We can merge two data frames in R by using the merge() function. The data frames must have same column names on which the merging happens. Merge() Function in R is similar to database join operation in SQL. The different arguments to merge() allow you to perform natural joins, as well as left, right, and full outer joins. We can perform Join in R using R merge() Function
by,x, by.y: The names of the columns that are common to both x and y. The default is to use the columns with common names between the two data frames.
all, all.x, all.y:Logical values that specify the type of merge.

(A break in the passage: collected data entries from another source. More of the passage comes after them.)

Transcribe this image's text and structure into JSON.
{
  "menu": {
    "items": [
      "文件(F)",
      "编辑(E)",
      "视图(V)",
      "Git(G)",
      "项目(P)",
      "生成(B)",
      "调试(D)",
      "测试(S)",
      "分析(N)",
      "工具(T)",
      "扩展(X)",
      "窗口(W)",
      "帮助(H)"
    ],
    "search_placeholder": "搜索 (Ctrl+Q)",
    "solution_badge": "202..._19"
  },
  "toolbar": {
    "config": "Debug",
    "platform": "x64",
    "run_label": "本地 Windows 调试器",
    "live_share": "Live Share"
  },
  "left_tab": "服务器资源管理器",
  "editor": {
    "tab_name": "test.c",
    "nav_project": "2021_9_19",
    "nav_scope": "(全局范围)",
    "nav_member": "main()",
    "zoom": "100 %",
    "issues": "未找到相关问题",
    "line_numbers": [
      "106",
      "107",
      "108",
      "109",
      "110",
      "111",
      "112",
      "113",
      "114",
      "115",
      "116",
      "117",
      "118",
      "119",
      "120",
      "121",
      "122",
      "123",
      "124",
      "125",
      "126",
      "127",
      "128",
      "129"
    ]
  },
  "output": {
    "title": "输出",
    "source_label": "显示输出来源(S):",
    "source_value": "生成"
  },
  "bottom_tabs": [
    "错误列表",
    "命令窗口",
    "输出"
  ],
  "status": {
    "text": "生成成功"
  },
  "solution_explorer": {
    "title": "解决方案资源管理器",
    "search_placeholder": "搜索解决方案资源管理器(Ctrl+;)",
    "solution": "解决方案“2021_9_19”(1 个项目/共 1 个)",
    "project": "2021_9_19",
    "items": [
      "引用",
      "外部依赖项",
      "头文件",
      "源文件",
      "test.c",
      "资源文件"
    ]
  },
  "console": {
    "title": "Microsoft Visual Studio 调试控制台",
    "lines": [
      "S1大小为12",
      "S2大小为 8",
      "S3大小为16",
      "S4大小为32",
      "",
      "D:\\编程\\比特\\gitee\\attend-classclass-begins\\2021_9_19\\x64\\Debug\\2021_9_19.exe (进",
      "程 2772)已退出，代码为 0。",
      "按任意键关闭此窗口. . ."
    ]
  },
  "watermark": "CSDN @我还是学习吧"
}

The default value is all=FALSE (meaning that only the matching rows are returned).
Natural join: To keep only rows that match from the data frames, specify the argument all=FALSE. Full outer join:To keep all rows from both data frames, specify all=TRUE. Left outer join:To include all the rows of your data frame x and only those from y that match, specify x=TRUE. Right outer join:To include all the rows of your data frame y and only those from x that match, specify y=TRUE. Merge Function R Join in R
Lets look at with some examples
# data frame 1
df1 = data.frame(CustomerId = c(1:6), Product = c(rep("Oven", 3), rep("Television", 3)))
df1
## CustomerId Product
## 1 1 Oven
## 2 2 Oven
## 3 3 Oven
## 4 4 Television
## 5 5 Television
## 6 6 Television
# data frame 2
df2 = data.frame(CustomerId = c(2, 4, 6), State = c(rep("California", 2), rep("Texas", 1)))
df2
## CustomerId State
## 1 2 California
## 2 4 California
## 3 6 Texas
so we will get above two data frames
Inner join in R: Return only the rows in which the left table have matching keys in the right table.
df<-merge(x=df1,y=df2,by="CustomerId")
df
## CustomerId Product State
## 1 2 Oven California
## 2 4 Television California
## 3 6 Television Texas
the resultant data frame df will be as above
Outer join in R: Returns all rows from both tables, join records from the left which have matching keys in the right table.
df<-merge(x=df1,y=df2,by="CustomerId",all=TRUE)
df
## CustomerId Product State
## 1 1 Oven <NA>
## 2 2 Oven California
## 3 3 Oven <NA>
## 4 4 Television California
## 5 5 Television <NA>
## 6 6 Television Texas
the resultant data frame df will be as above
Left outer join in R: Return all rows from the left table, and any rows with matching keys from the right table.
df<-merge(x=df1,y=df2,by="CustomerId",all.x=TRUE)
df
## CustomerId Product State
## 1 1 Oven <NA>
## 2 2 Oven California
## 3 3 Oven <NA>
## 4 4 Television California
## 5 5 Television <NA>
## 6 6 Television Texas
the resultant data frame df will be as above
Right outer join in R: Return all rows from the right table, and any rows with matching keys from the left table.
df<-merge(x=df1,y=df2,by="CustomerId",all.y=TRUE)
df
## CustomerId Product State
## 1 2 Oven California
## 2 4 Television California
## 3 6 Television Texas
the resultant data frame df will be as above
Cross join in R: A Cross Join (also sometimes known as a Cartesian Join) results in every row of one table being joined to every row of another table
df<-merge(x = df1, y = df2, by = NULL)
df
## CustomerId.x Product CustomerId.y State
## 1 1 Oven 2 California
## 2 2 Oven 2 California
## 3 3 Oven 2 California
## 4 4 Television 2 California
## 5 5 Television 2 California
## 6 6 Television 2 California
## 7 1 Oven 4 California
## 8 2 Oven 4 California
## 9 3 Oven 4 California
## 10 4 Television 4 California
## 11 5 Television 4 California
## 12 6 Television 4 California
## 13 1 Oven 6 Texas
## 14 2 Oven 6 Texas
## 15 3 Oven 6 Texas
## 16 4 Television 6 Texas
## 17 5 Television 6 Texas
## 18 6 Television 6 Texas
the resultant data frame df will be as above